Central to our discussion will undoubtedly be a topic which addresses the issue of authority. Addressing both our understanding of the church (ecclesiology) and the Bible (bibliology), we must wrestle with the issue of authority. While it is customary within Reform theology to proclaim "Sola Scriptura", which rgrove set forth exceedingly well, we must realize that this does not assume that our understanding of the teachings of Holy Scripture, or even the determination of the canon of Scripture, somehow dropped out of heaven bound and tied to individual Christians. Rather, much of which we believe has been intermediated to us through the church, to whom was given the Holy Spirit to lead us into all truth, and that Holy Scripture was of no private interpretation. The Holy Spirit that fell upon the prophets indwells the church. To what extent, then, is the church authoritative in establishing both the corpus of the oracles of God, and defining their substance?

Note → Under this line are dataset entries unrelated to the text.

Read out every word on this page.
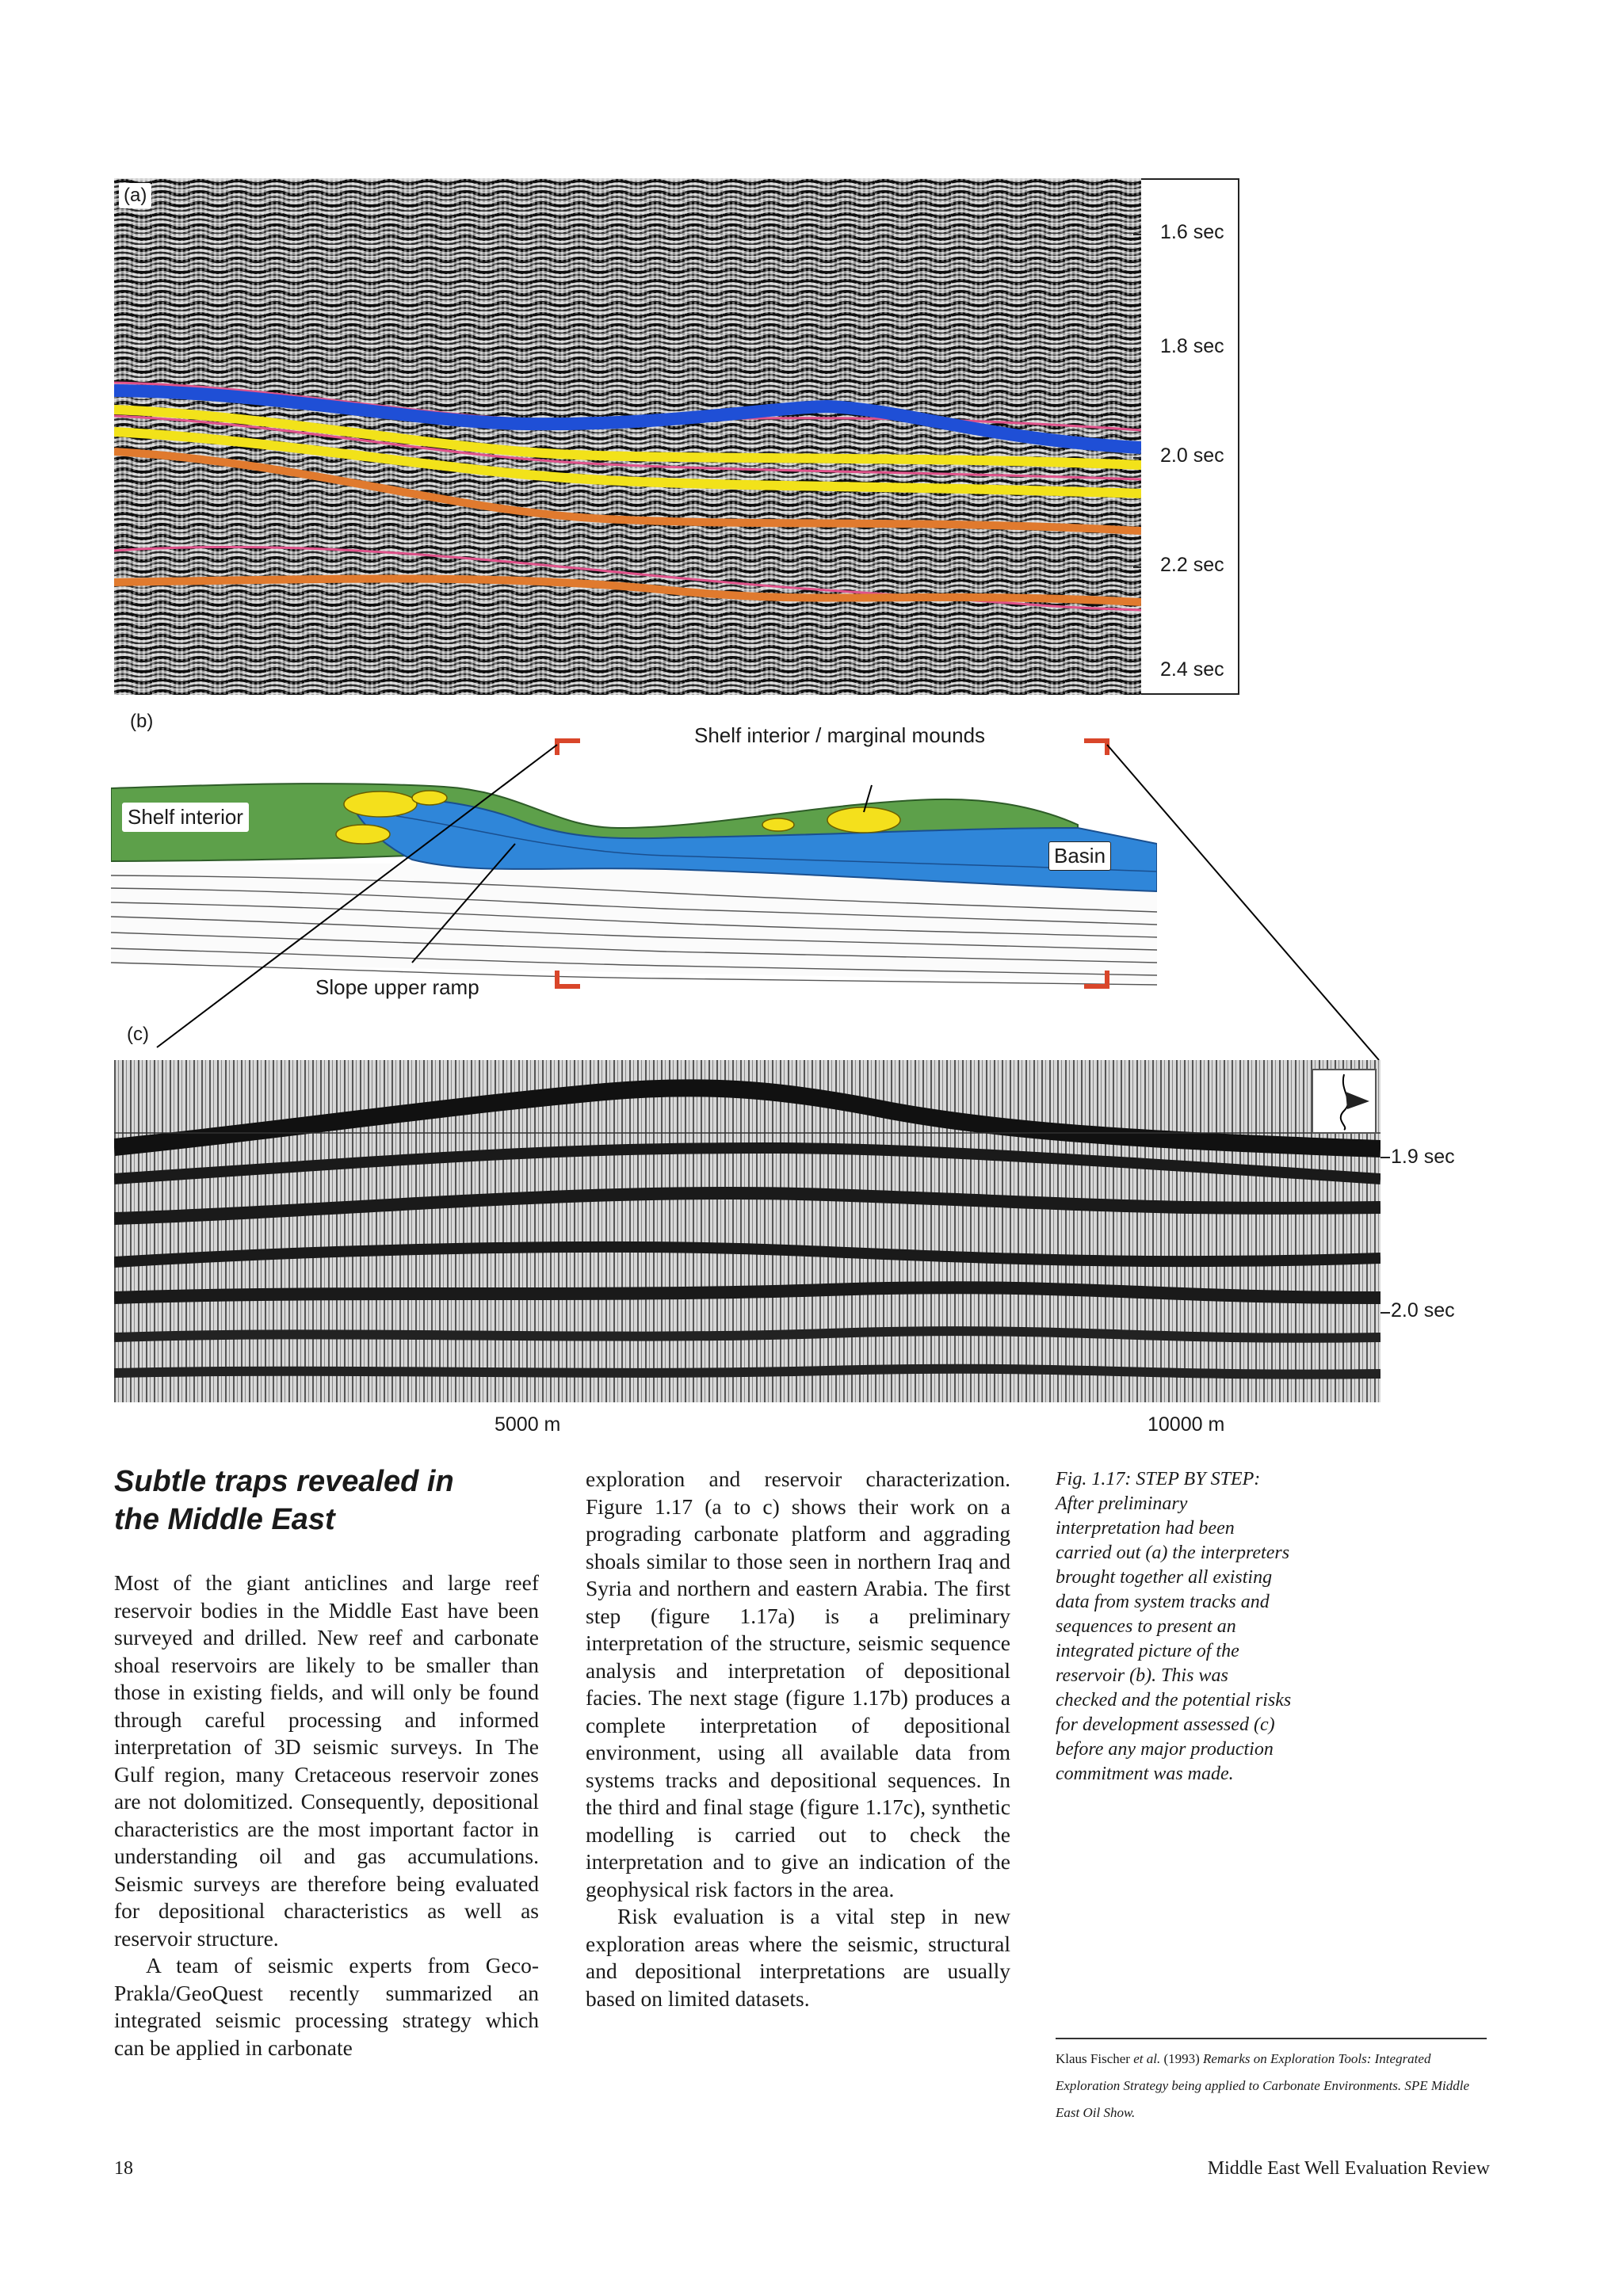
(a)
1.6 sec
1.8 sec
2.0 sec
2.2 sec
2.4 sec
(b)
Shelf interior
Shelf interior / marginal mounds
Basin
Slope upper ramp
(c)
1.9 sec
2.0 sec
5000 m	10000 m
Subtle traps revealed in
the Middle East

Most of the giant anticlines and large reef reservoir bodies in the Middle East have been surveyed and drilled. New reef and carbonate shoal reservoirs are likely to be smaller than those in existing fields, and will only be found through careful processing and informed interpretation of 3D seismic surveys. In The Gulf region, many Cretaceous reservoir zones are not dolomitized. Consequently, depositional characteristics are the most important factor in understanding oil and gas accumulations. Seismic surveys are therefore being evaluated for depositional characteristics as well as reservoir structure.

A team of seismic experts from Geco-Prakla/GeoQuest recently summarized an integrated seismic processing strategy which can be applied in carbonate

exploration and reservoir characterization. Figure 1.17 (a to c) shows their work on a prograding carbonate platform and aggrading shoals similar to those seen in northern Iraq and Syria and northern and eastern Arabia. The first step (figure 1.17a) is a preliminary interpretation of the structure, seismic sequence analysis and interpretation of depositional facies. The next stage (figure 1.17b) produces a complete interpretation of depositional environment, using all available data from systems tracks and depositional sequences. In the third and final stage (figure 1.17c), synthetic modelling is carried out to check the interpretation and to give an indication of the geophysical risk factors in the area.

Risk evaluation is a vital step in new exploration areas where the seismic, structural and depositional interpretations are usually based on limited datasets.

Fig. 1.17: STEP BY STEP:
After preliminary interpretation had been carried out (a) the interpreters brought together all existing data from system tracks and sequences to present an integrated picture of the reservoir (b). This was checked and the potential risks for development assessed (c) before any major production commitment was made.
Klaus Fischer et al. (1993) Remarks on Exploration Tools: Integrated Exploration Strategy being applied to Carbonate Environments. SPE Middle East Oil Show.
18	Middle East Well Evaluation Review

This is a topic with which I am struggling. Certainly, the Bible does not indicate that the church as an institution is infallible. Nevertheless, we conventionally ascribe authority to the decisions of the early church concerning the substance of the canon and accept their conclusions on such foundational issues as the Trinity and the nature of the Hypostatic Union in Jesus Christ. Although it may be argued that these conclusions are necessarily supported in the Bible (and indeed theologians of the day were careful to argue from scripture), such issues as canonicity are not so easily set aside. To say that it was given to the church to "recognize" God's Holy Scripture does not adequately address the genuine conflicts among early Christian leaders concerning what should and should not be included in the Bible. How then did they frame their arguments and come to their conclusions? And is it, in fact, given to the church to make such authoritative decisions?
I do not bring these issues up to weaken anyone's faith, but rather to strengthem it. When we give others an answer as to the hope within us, we must give a clear sound, not muddled. And doing theology is our starting point.